Selain sejumlah brand ternama, agensi periklanan terkemuka 360i juga mendorong kliennya untuk bergabung dengan gerakan untuk memboikot layanan Facebook Ad.

 

3 dari 3 halaman

Awal Mula Gerakan Ini Muncul

Aplikasi Facebook / Sumber: iStock

Praktik moderasi konten di platform Facebook disebut menjadi salah satu pemicu awal gerakan ini. Termasuk ke dalam gerakan ini adalah National Association for the Advancement of Colored People (NAACP), Color of Change, dan Anti-Defamation League.

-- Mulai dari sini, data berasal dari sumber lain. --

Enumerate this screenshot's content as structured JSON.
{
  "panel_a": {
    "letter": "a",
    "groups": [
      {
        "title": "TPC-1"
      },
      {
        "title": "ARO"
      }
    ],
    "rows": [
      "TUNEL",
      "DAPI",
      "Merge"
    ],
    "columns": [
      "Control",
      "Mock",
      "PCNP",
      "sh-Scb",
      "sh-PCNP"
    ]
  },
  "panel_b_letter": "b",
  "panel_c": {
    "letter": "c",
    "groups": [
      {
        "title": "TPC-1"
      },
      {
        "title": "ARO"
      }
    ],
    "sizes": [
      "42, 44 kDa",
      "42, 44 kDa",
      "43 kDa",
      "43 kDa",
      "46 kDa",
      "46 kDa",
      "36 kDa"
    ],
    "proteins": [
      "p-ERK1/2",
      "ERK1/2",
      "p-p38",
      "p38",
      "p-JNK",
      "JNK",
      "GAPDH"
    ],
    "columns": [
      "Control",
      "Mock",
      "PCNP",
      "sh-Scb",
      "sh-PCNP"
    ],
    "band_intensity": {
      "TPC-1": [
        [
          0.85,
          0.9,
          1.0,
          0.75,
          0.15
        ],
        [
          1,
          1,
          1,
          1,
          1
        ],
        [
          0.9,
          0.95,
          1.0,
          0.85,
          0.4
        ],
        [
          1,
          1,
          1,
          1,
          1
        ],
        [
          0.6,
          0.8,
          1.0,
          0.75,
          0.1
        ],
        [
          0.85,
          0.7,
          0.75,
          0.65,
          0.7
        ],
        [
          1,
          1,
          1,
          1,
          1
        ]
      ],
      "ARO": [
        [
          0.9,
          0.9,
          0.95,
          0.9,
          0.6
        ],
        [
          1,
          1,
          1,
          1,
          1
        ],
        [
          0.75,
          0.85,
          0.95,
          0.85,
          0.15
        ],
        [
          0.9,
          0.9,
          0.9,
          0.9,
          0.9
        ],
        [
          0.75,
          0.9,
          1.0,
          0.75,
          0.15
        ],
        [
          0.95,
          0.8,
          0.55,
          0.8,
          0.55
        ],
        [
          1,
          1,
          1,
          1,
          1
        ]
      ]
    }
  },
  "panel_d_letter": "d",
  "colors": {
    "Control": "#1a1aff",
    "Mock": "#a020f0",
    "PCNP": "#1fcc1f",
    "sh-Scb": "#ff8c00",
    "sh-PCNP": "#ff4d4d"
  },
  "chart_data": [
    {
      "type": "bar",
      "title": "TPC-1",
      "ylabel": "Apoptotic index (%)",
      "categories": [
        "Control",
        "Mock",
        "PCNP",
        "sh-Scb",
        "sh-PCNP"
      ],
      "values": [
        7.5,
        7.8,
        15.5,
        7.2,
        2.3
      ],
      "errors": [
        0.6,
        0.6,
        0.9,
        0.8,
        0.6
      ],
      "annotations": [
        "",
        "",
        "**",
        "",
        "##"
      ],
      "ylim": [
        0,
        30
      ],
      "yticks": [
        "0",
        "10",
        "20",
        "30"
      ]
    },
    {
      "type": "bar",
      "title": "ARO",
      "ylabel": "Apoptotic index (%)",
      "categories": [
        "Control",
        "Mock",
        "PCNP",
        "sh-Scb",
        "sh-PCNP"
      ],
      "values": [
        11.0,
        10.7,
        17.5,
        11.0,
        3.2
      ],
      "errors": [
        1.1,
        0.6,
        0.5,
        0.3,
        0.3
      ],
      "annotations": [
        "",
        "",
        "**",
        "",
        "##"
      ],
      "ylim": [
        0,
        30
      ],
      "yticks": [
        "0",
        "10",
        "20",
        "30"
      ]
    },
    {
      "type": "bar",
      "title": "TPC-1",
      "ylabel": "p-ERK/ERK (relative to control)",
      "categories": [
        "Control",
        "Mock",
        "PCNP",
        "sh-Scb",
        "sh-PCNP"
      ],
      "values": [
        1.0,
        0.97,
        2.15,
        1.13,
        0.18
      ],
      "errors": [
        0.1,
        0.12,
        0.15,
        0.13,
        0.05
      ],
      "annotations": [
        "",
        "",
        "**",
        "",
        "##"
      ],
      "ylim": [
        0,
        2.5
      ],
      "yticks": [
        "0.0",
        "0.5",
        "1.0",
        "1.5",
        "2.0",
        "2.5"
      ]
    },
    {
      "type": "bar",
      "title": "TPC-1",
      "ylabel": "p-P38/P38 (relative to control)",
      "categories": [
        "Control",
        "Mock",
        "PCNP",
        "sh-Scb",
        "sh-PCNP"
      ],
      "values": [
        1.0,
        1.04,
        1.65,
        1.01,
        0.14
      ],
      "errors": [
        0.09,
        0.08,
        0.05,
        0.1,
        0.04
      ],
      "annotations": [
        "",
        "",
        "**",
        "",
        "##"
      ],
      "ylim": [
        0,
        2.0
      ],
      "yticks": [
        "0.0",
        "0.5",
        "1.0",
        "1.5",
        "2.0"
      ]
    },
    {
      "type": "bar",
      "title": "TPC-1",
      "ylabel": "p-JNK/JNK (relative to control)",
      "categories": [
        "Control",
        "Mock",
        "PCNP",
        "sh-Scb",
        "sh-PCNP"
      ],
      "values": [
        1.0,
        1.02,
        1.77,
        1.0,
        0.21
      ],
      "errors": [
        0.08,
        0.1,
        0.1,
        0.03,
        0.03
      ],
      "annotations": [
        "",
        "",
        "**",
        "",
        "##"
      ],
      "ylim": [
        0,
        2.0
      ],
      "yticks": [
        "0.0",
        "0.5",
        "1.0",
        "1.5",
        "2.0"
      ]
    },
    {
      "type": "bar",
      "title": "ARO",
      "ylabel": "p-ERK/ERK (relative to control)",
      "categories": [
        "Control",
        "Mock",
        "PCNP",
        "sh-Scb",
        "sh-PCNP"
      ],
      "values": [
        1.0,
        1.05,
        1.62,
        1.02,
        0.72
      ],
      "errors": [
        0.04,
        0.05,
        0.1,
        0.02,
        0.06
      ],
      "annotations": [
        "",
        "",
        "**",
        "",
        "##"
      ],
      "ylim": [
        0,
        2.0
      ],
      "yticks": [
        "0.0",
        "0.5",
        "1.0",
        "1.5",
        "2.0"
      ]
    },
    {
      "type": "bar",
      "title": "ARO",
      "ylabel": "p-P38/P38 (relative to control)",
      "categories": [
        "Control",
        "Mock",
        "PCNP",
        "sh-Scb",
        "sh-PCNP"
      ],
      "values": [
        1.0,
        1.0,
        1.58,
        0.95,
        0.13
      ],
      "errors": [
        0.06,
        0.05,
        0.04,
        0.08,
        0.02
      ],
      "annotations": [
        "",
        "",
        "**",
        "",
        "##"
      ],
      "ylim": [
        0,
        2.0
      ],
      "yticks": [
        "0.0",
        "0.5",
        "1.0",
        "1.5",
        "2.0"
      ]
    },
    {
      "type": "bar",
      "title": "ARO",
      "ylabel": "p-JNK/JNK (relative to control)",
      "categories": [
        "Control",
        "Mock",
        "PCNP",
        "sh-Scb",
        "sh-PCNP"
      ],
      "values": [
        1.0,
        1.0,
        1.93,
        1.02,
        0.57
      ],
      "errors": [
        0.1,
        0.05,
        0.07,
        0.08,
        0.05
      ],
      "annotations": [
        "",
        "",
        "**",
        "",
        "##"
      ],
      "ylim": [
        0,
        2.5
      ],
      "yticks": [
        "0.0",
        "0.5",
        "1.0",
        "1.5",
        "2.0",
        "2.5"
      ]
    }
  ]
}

Mereka mengatakan tidak akan mendukung perusahaan yang lebih mengutamakan keuntungan.

"Facebook tetap tidak mau mengambil langkah signifikan untuk menghapus propaganda politik dari platformnya," kata Presiden dan CEO di NAACP Derrick Johnson dikutip dari Forbes.

Dia menilai Zuckerberg dan perusahaannya tidak hanya sekadar lalai, tetapi juga berpuas diri dalam penyebaran misinformasi di platformnya.

"Tindakan semacam ini akan menjungkirbalikkan integritas Pemilihan Umum mendatang. Kami tidak akan mendukung hal ini," ujar Derrick.